Before joining Wasserman, Katz served as President and Partner of the Reich, Katz & Landis Baseball Group.

== Education ==
Katz holds a Juris Doctor from the University of Notre Dame Law School and a Bachelor of Arts from Dickinson College.

== Career ==
Katz established himself in the 1980s and 1990s, with four of his clients winning MVP awards: Sammy Sosa (1998), Ken Caminiti (1996), Mo Vaughn (1995) and Willie McGee (1985). As part of the Reich, Katz & Landis Baseball Group, Katz also represented Hall of Famer Tim Raines and All-Stars Andy Ashby, Bret Boone, Chili Davis, Tony Fernandez, Steve Sax, Aaron Sele, Omar Vizquel, and John Wetteland.

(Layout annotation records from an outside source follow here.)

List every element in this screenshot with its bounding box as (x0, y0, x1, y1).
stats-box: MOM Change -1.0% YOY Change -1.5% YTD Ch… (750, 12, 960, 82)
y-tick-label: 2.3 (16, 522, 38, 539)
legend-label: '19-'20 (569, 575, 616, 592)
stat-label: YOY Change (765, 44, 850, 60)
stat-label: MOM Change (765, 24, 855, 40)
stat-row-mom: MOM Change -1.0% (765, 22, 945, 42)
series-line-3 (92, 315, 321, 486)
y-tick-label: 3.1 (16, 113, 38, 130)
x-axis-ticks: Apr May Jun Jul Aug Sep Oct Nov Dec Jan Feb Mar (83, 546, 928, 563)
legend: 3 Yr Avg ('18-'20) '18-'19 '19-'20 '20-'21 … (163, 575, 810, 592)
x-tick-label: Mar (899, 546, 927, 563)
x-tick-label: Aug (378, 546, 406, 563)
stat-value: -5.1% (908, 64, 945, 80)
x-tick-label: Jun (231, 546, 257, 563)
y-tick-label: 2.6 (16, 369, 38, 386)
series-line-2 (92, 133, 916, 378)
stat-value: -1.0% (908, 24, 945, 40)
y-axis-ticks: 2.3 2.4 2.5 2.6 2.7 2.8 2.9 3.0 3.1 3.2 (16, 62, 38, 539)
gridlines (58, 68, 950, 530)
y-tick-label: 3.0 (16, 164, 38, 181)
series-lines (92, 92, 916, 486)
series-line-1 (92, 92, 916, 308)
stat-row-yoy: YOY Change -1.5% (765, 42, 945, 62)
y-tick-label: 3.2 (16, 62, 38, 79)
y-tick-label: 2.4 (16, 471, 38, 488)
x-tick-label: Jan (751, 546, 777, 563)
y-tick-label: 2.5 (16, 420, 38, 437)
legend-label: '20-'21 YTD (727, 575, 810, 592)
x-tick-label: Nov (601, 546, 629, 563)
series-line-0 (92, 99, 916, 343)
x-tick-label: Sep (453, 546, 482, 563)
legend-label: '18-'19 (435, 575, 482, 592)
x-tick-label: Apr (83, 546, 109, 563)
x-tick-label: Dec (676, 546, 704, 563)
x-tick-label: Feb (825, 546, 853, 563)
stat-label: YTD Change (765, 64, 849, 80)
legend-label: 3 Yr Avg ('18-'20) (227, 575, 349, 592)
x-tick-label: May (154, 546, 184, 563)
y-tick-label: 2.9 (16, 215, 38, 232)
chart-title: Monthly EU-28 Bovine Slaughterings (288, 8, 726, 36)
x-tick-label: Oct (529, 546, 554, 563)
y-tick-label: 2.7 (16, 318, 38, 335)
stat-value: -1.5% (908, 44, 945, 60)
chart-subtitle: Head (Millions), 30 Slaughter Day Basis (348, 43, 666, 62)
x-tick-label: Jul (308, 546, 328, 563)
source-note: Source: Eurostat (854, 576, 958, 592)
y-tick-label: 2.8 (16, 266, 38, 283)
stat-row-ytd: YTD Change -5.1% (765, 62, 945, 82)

Among Katz's contracts are Carlos Lee's $100 million contract with the Houston Astros in 2007, the largest in franchise history at the time, and Mo Vaughn's $80 million contract with the Angels in 1999, which made Vaughn the highest-paid player in baseball at the time.

Katz represents over 30 current baseball players, including Hanley Ramirez, Jeff Samardzija, Kenley Jansen, Bartolo Colon, Kenta Maeda, Yuli Gurriel, Edinson Volquez, Julio Teheran, Jose Quintana and Addison Reed. In 2017, Katz was the 10th-highest-earning baseball agent, according to Forbes.